As my relative’s situation makes clear, much health-care consumption is perhaps better classified as an investment. As it happens, my relative didn’t get his back properly treated. He took medicine, and then illegal drugs, to treat his pain. That led to an addiction, which led to crime; he is in prison now, and costing the government tens of thousands of dollars a year. When he gets out, it seems unlikely that he will ever earn as much as he would have had he received basic preventative care when his pain first began. It would be wrong to blame all his troubles on health care, but failing to invest in proper treatment when it was needed helped transform one citizen from a hard-working taxpayer into a possible lifelong recipient of government largesse.
In 1993, the economic historian Robert Fogel wrote an influential paper (it was his Nobel Prize acceptance speech) in which he demonstrated that improvements in health accounted for fully half of the economic growth in the United Kingdom in the first two centuries of the industrial revolution. Because of improvements in sanitation, food production, and medical treatment, people were living longer and spending much less time incapacitated by illness and hunger. Health was more important than railroads, electricity, mass production, and every other technology we more readily associate with economic success.

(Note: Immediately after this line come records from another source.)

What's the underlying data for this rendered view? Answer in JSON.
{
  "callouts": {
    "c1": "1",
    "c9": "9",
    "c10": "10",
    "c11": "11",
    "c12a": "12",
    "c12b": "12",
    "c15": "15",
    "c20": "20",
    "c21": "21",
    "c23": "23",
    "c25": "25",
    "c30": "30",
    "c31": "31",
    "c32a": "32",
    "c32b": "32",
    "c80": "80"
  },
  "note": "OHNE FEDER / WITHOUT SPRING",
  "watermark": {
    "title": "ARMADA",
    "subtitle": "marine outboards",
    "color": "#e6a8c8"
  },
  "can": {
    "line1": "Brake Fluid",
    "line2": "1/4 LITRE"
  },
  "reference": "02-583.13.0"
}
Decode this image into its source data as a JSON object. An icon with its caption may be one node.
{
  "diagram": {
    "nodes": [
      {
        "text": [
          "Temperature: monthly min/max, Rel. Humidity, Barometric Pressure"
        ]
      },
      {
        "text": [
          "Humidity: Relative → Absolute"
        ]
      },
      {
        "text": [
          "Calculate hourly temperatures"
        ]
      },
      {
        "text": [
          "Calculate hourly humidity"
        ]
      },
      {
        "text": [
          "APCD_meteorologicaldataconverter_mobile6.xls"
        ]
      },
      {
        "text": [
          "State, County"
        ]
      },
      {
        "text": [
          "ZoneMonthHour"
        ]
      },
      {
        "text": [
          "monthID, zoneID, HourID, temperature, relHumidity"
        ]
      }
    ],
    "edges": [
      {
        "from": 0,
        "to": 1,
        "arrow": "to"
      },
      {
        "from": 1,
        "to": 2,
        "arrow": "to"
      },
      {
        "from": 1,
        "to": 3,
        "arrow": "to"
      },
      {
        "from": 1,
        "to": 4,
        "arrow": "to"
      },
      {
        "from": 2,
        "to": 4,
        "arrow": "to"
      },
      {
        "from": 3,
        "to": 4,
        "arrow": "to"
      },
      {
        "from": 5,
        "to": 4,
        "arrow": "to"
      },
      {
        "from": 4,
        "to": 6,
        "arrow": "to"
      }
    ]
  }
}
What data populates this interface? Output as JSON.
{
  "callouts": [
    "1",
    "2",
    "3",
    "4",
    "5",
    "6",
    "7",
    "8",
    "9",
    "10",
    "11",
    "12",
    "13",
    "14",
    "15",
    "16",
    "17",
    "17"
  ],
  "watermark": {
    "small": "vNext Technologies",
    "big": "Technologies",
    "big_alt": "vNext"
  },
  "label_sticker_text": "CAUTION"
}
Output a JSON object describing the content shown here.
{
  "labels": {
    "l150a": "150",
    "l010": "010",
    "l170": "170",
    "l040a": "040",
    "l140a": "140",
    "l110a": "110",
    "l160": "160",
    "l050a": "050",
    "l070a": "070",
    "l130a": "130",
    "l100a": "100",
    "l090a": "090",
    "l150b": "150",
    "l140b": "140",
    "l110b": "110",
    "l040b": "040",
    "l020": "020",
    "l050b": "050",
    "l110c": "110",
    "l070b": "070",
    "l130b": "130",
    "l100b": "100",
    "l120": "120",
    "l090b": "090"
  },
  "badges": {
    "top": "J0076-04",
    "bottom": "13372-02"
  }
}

The flip side is true as well. A new paper by the Princeton economists Anne Case and Angus Deaton (another Nobel Prize winner) shows the intertwining nature of health and economics. The paper demonstrates that health suffers dramatically as one’s job prospects dim, and highlights an increase in what they call “Deaths of Despair,” including drug overdoses, suicides, and alcohol-related liver mortality, among older white men since 1999. There is a horrible feedback loop, in which poor health can lead to bad economic outcomes—which, in turn, worsen health.
Sometimes the debates about health care in Washington can seem absurd, as if politicians have the ability to engineer our health economy with precision. The truth is that, no matter what insurance schemes are designed by Congress, we cannot avoid sharing the costs and benefits of health care. If we deny someone care today, we will be paying that cost later, in the form of more expensive treatment or lost years of productive employment. (This is most abundantly true with prenatal treatment and the care of young children, in which relatively modest expenditures today can pay off dividends for a lifetime.) If we make health care less available, we will all live in a poorer nation. Certainly, plenty of health-care dollars are wasted, and there are sensible changes to the system that would improve the cost-effectiveness of care. But, as a rule, abundant access to decent, essential health care is an investment with some of the greatest returns.